What is most unique about HelpX is that they also offer a great companions section which acts as a message board to help connect like-minded volunteers who want to work and travel with others.
A lesser-known but great way to find jobs on vineyards is through Workaway, a broader multi-national organization dedicated to fostering cultural exchange on and off farms.
They currently have opportunities with over 30k hosts in 155 countries. To narrow down your search, I recommend using terms like “vineyard”, “wine” or similar, and then filtering by the desired country.
Perhaps the most helpful feature of Workaway is the review section for each host. Like Tripadvisor, Airbnb, Yelp, etc., workers can leave reviews for places they’ve volunteered to help educate others on their experiences. In return, the places they’ve worked can also leave reviews for them. This separates Workaway from WWOOF, which has much more limited information on the hosts and no review functionality.
Traveling Winemakers Group on Facebook
A closed Facebook group for all those looking to offer or find wine employment. The postings cover every corner of the wine-producing world and are often posted by the winemaker/owner themselves. If you love wine, or simply agriculture, you’re bound to find something here. Request to join today!
If you work for yourself or are looking to create your own business, there are some great options to help you pursue these dreams. Outsite can help you jump into a sabbatical, start a nomadic life, or even transition into a location independent lifestyle — all with the support and connections of a global network. Outsite has options that include co-living, co-working, coaching, and more resources to make your relocation or break as easy as possible.
Global Citizen Year
For recent high school grads looking to make a social impact, check out Global Citizen Year. They have numerous gap year programs that provide excellent leadership training and immersion into local life across underprivileged regions and countries. You work directly with local communities in apprenticeship programs where you’ll be able to make a real impact. GCY also offers scholarships and help with the transition to college after your gap year.
What You’ll Gain By Taking A Sabbatical From Work
A Fresh Perspective
Try working on a farm, agriturismo, or vineyard. Manual work can and will provide so much more than aching muscles and mosquito bites.
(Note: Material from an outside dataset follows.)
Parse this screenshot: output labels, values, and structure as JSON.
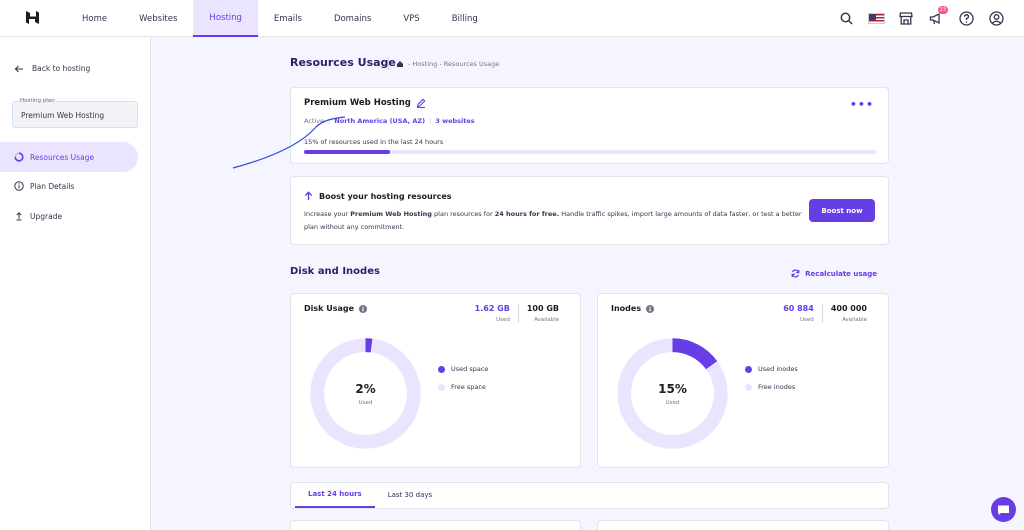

Physical work experience, especially in nature, is transformative, cathartic, and often-times the uplifting, awakening you need.
For those less keen on outdoor experiences and more focused on furthering your skills in entrepreneurship or technology, try building your business in a new environment. Absorb all the new stimuli around you and let them inform your business endeavors and motivate you to push harder.
Living and working in interesting places, amongst diverse people from around the world will inevitably alter your perspective.
It’s never too late to learn something new — something useful. Whether it be skills you learn farming, building fences, or packing boxes, you will at some point use them again. Whether practically, or as part of your new-found confidence, these skills will allow you to more effectively tackle seemingly foreign or unprecedented issues that arise back home, in your daily life or job.
Interesting New Friends, Potential Colleagues, and Connections
Venturing out of your comfort zone and daily routine will provide new connections both professionally and personally. When we limit ourselves to our societal or geographic bubbles, we restrict the opportunity to interact with and learn from people much different than ourselves.
Taking part in a sabbatical from work of any length will widen your network and availability of future opportunities. Deviating from a standard career path is not a risk like many would like us to believe. Instead, a break like a sabbatical should be regarded as a giant step forward for your career and towards achieving true fulfillment in your life.
Time is your most valuable asset, use it wisely.